Tuesday, July 27, 2010

Water water

As the old saying goes there seems to be water(in the form of jobs) everywhere I go, yet once I place my application and resume the job seems to fill with more water that does not consist of me. I have been to several places today, and actually had an interview(pause for applause) and am now sitting on the couch with my furry friends and my best friend who is also in the same large boat with me and a million other people. I'm not lazy my animals just make it seem as such. They tell me to put the recliner up. They tell me to grab the blanket, what else am I to do but oblige?
Overall I feel semi-confident about the interview this morning. I was told I would get a phone call to come in for a working interview, which is supposedly some big business! I'm hopeful and really want this position as it is in a dermatologist office, and my long term goal is to be a Physicians Assistant in the same field.
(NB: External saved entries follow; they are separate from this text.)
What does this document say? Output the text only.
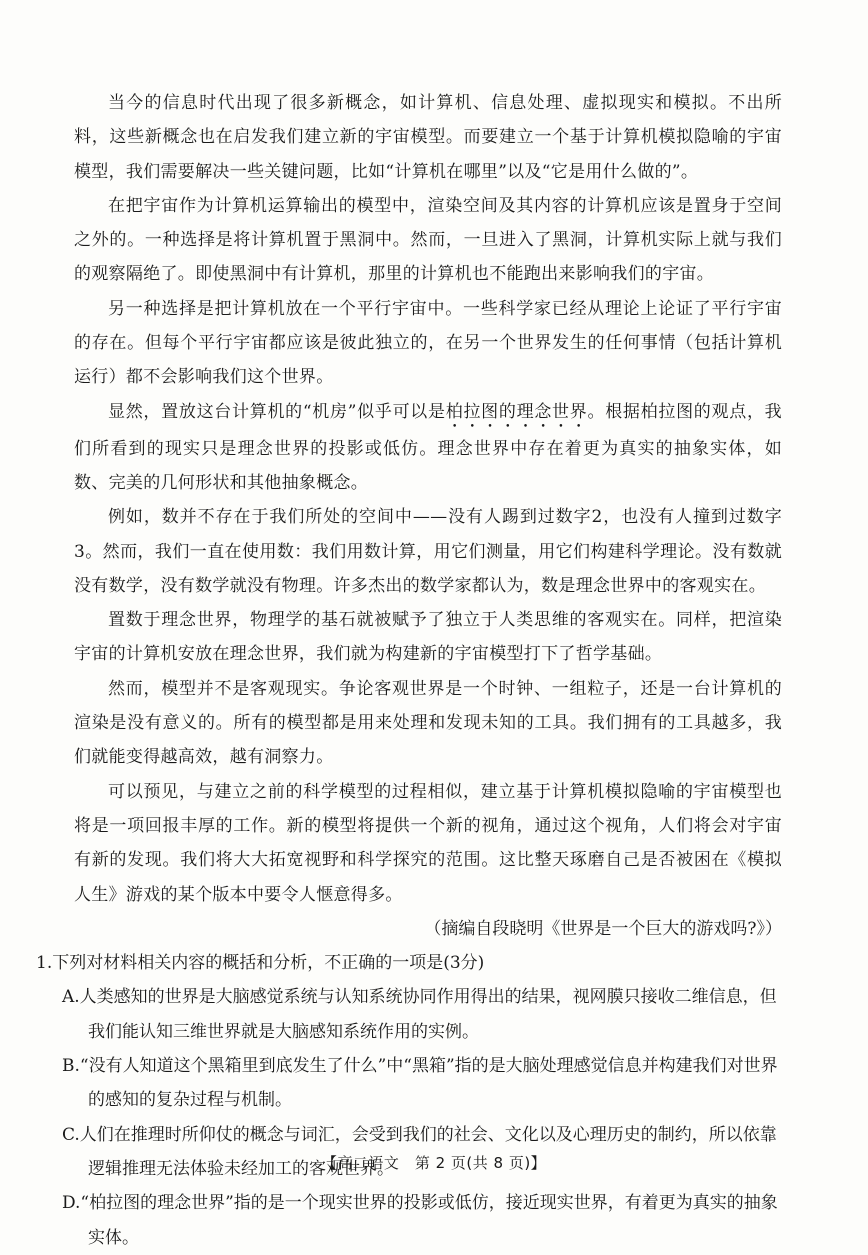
当今的信息时代出现了很多新概念，如计算机、信息处理、虚拟现实和模拟。不出所料，这些新概念也在启发我们建立新的宇宙模型。而要建立一个基于计算机模拟隐喻的宇宙模型，我们需要解决一些关键问题，比如“计算机在哪里”以及“它是用什么做的”。

在把宇宙作为计算机运算输出的模型中，渲染空间及其内容的计算机应该是置身于空间之外的。一种选择是将计算机置于黑洞中。然而，一旦进入了黑洞，计算机实际上就与我们的观察隔绝了。即使黑洞中有计算机，那里的计算机也不能跑出来影响我们的宇宙。

另一种选择是把计算机放在一个平行宇宙中。一些科学家已经从理论上论证了平行宇宙的存在。但每个平行宇宙都应该是彼此独立的，在另一个世界发生的任何事情（包括计算机运行）都不会影响我们这个世界。

显然，置放这台计算机的“机房”似乎可以是柏拉图的理念世界。根据柏拉图的观点，我们所看到的现实只是理念世界的投影或低仿。理念世界中存在着更为真实的抽象实体，如数、完美的几何形状和其他抽象概念。

例如，数并不存在于我们所处的空间中——没有人踢到过数字2，也没有人撞到过数字3。然而，我们一直在使用数：我们用数计算，用它们测量，用它们构建科学理论。没有数就没有数学，没有数学就没有物理。许多杰出的数学家都认为，数是理念世界中的客观实在。

置数于理念世界，物理学的基石就被赋予了独立于人类思维的客观实在。同样，把渲染宇宙的计算机安放在理念世界，我们就为构建新的宇宙模型打下了哲学基础。

然而，模型并不是客观现实。争论客观世界是一个时钟、一组粒子，还是一台计算机的渲染是没有意义的。所有的模型都是用来处理和发现未知的工具。我们拥有的工具越多，我们就能变得越高效，越有洞察力。

可以预见，与建立之前的科学模型的过程相似，建立基于计算机模拟隐喻的宇宙模型也将是一项回报丰厚的工作。新的模型将提供一个新的视角，通过这个视角，人们将会对宇宙有新的发现。我们将大大拓宽视野和科学探究的范围。这比整天琢磨自己是否被困在《模拟人生》游戏的某个版本中要令人惬意得多。

（摘编自段晓明《世界是一个巨大的游戏吗?》）

1.下列对材料相关内容的概括和分析，不正确的一项是(3分)

A.人类感知的世界是大脑感觉系统与认知系统协同作用得出的结果，视网膜只接收二维信息，但我们能认知三维世界就是大脑感知系统作用的实例。

B.“没有人知道这个黑箱里到底发生了什么”中“黑箱”指的是大脑处理感觉信息并构建我们对世界的感知的复杂过程与机制。

C.人们在推理时所仰仗的概念与词汇，会受到我们的社会、文化以及心理历史的制约，所以依靠逻辑推理无法体验未经加工的客观世界。

D.“柏拉图的理念世界”指的是一个现实世界的投影或低仿，接近现实世界，有着更为真实的抽象实体。

【高二语文　第 2 页(共 8 页)】
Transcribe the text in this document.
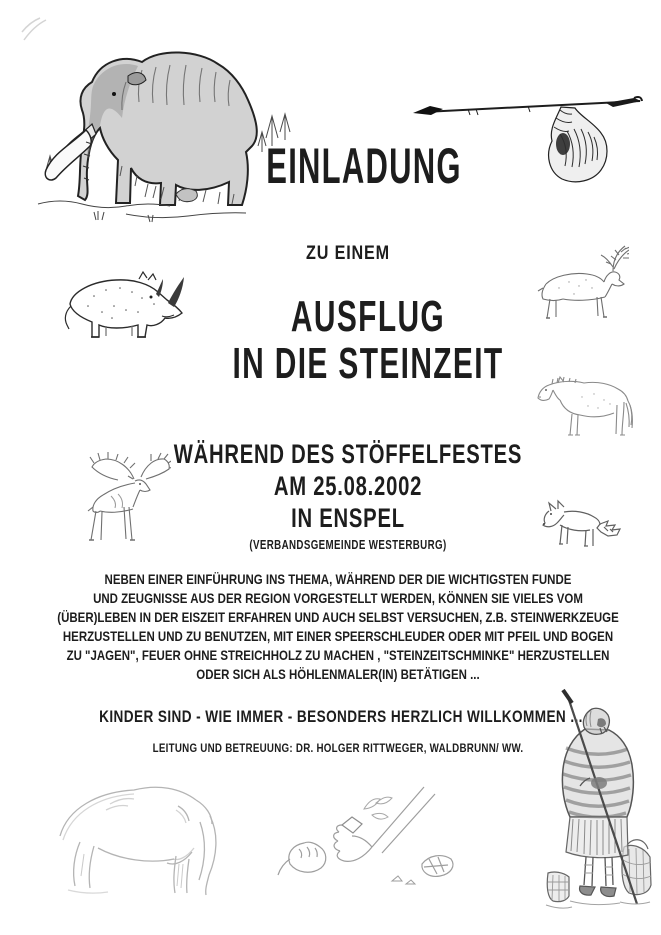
EINLADUNG
ZU EINEM
AUSFLUG
IN DIE STEINZEIT
WÄHREND DES STÖFFELFESTES
AM 25.08.2002
IN ENSPEL
(VERBANDSGEMEINDE WESTERBURG)
NEBEN EINER EINFÜHRUNG INS THEMA, WÄHREND DER DIE WICHTIGSTEN FUNDE
UND ZEUGNISSE AUS DER REGION VORGESTELLT WERDEN, KÖNNEN SIE VIELES VOM
(ÜBER)LEBEN IN DER EISZEIT ERFAHREN UND AUCH SELBST VERSUCHEN, Z.B. STEINWERKZEUGE
HERZUSTELLEN UND ZU BENUTZEN, MIT EINER SPEERSCHLEUDER ODER MIT PFEIL UND BOGEN
ZU "JAGEN", FEUER OHNE STREICHHOLZ ZU MACHEN , "STEINZEITSCHMINKE" HERZUSTELLEN
ODER SICH ALS HÖHLENMALER(IN) BETÄTIGEN ...
KINDER SIND - WIE IMMER - BESONDERS HERZLICH WILLKOMMEN ...
LEITUNG UND BETREUUNG: DR. HOLGER RITTWEGER, WALDBRUNN/ WW.
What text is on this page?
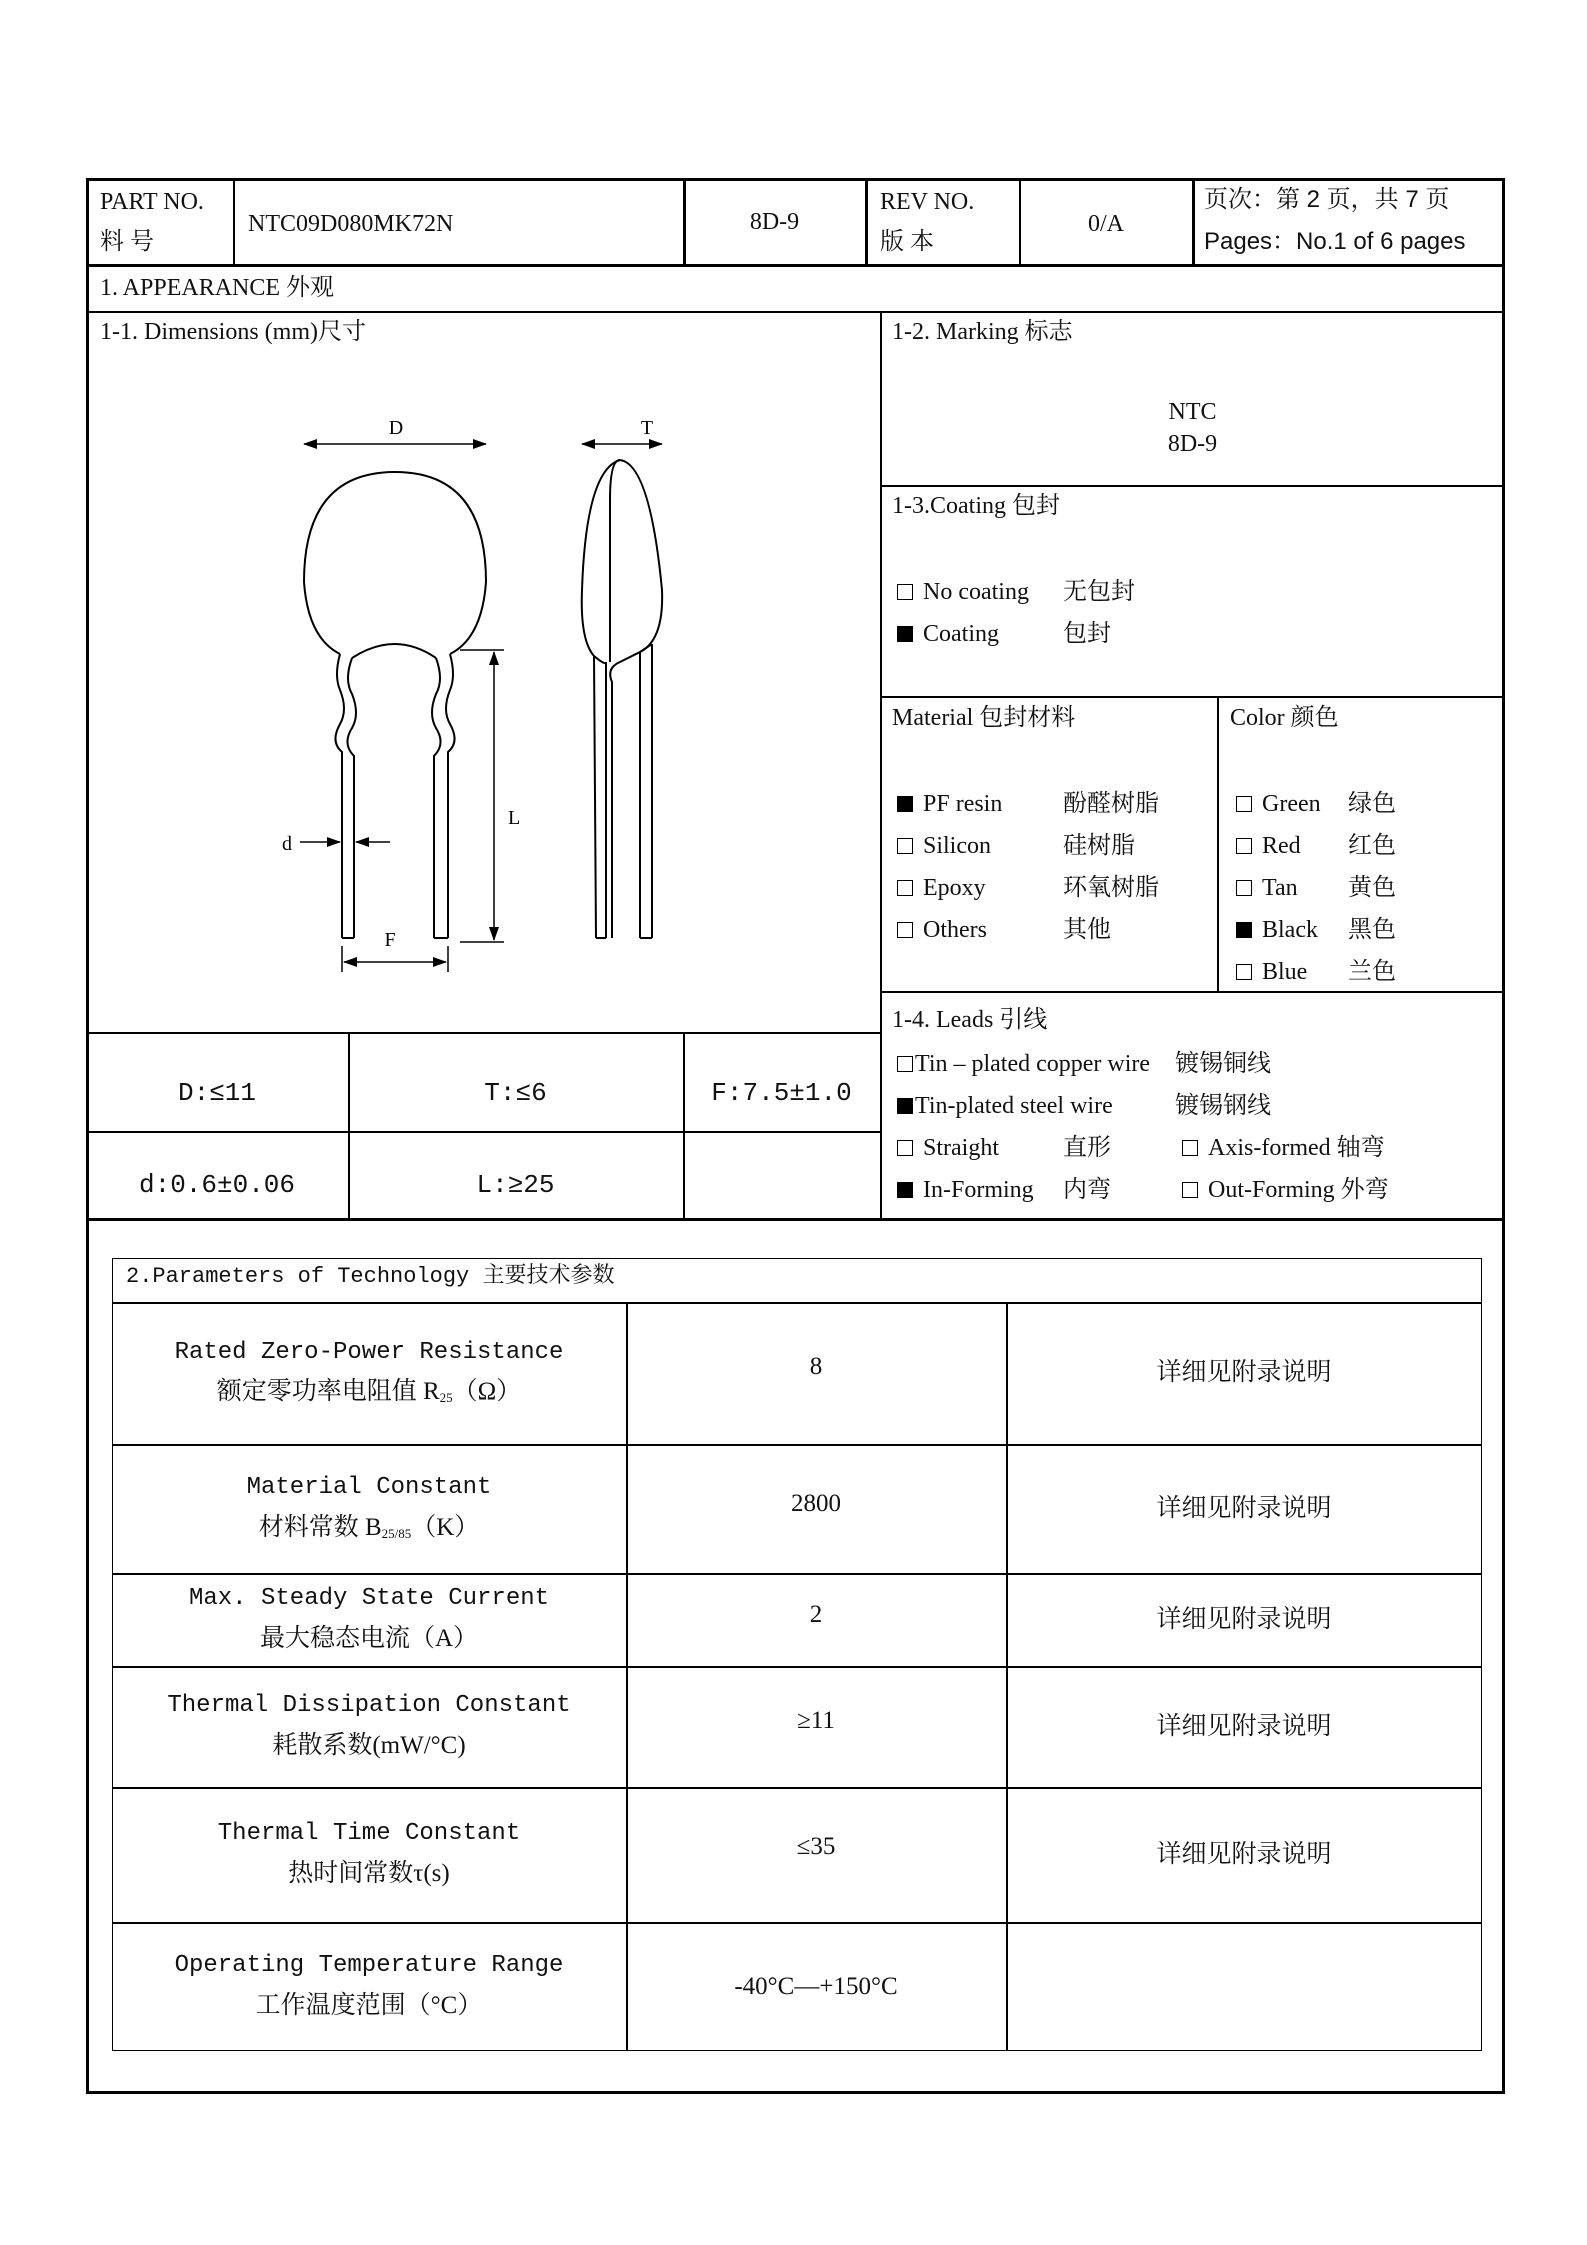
PART NO.
料 号
NTC09D080MK72N	8D-9
REV NO.
版 本
0/A
页次：第 2 页，共 7 页
Pages：No.1 of 6 pages
1. APPEARANCE 外观
1-1. Dimensions (mm)尺寸
D	T
L
d
F
D:≤11	T:≤6	F:7.5±1.0
d:0.6±0.06	L:≥25
1-2. Marking 标志
NTC
8D-9
1-3.Coating 包封
No coating 无包封
Coating	包封
Material 包封材料
PF resin	酚醛树脂
Silicon	硅树脂
Epoxy	环氧树脂
Others	其他
Color 颜色
Green 绿色
Red 红色
Tan 黄色
Black 黑色
Blue 兰色
1-4. Leads 引线
Tin – plated copper wire 镀锡铜线
Tin-plated steel wire	镀锡钢线
Straight	直形	Axis-formed 轴弯
In-Forming 内弯	Out-Forming 外弯
2.Parameters of Technology 主要技术参数
Rated Zero-Power Resistance
额定零功率电阻值 $R_{25}(\Omega)$
8	详细见附录说明
Material Constant
材料常数 $B_{25/85}(K)$
2800	详细见附录说明
Max. Steady State Current
最大稳态电流（A）
2	详细见附录说明
Thermal Dissipation Constant
耗散系数(mW/°C)
≥11	详细见附录说明
Thermal Time Constant
热时间常数τ(s)
≤35	详细见附录说明
Operating Temperature Range
工作温度范围（°C）
-40°C—+150°C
I woke up this morning to a text message from my mother-in-law, who is currently away helping her not so nice daughter during her last few weeks of her third pregnancy. It said "call me when you wake up.. I miss you guys" My friend who is chillaxin with me also received a similar message but it also included the grand phrase "no baby yet". Unfortunately this M.I.L. lives literally two minutes from me.. Walking distance, as she and her other son followed us to our apartment complex. This, therefore, means we see his mom nearly everyday if only to say "hi". I have tried to stay composed through this situation, although it is extremely hard to do. In fact the only time I have ever blown up on her was when I had my third miscarriage and was attempting to take a few days to myself. I was outside with my dog and she and other son was on their way to school(the same school for which I attended.. another round of follow the leader) and she yelled at me saying I need to get going, I was going to be late. I told her I was taking a few days off and she decided to lay into me and used not wanting me to quit school as her excuse. I don't exactly see how missing two days after a traumatic life event is going to correlate to me quitting school and I screamed at her telling her to eff off, that she has never had to deal with the emotional or physical pain that a miscarriage causes. Especially having to deal with it coinciding with her daughter being pregnant. So every time I miscarry I feel as if I don't get any sympathy from her because she is overjoyed her lazy un-motherly selfish daughter is having yet another child to neglect.

Apologies for the negative turn this installment has taken. I just received a voice mail from said MIL and it may have enraged me a tad. It is okay, I have taken a few deep calming breaths and am now on the road to recovery. Thanks for letting me rant!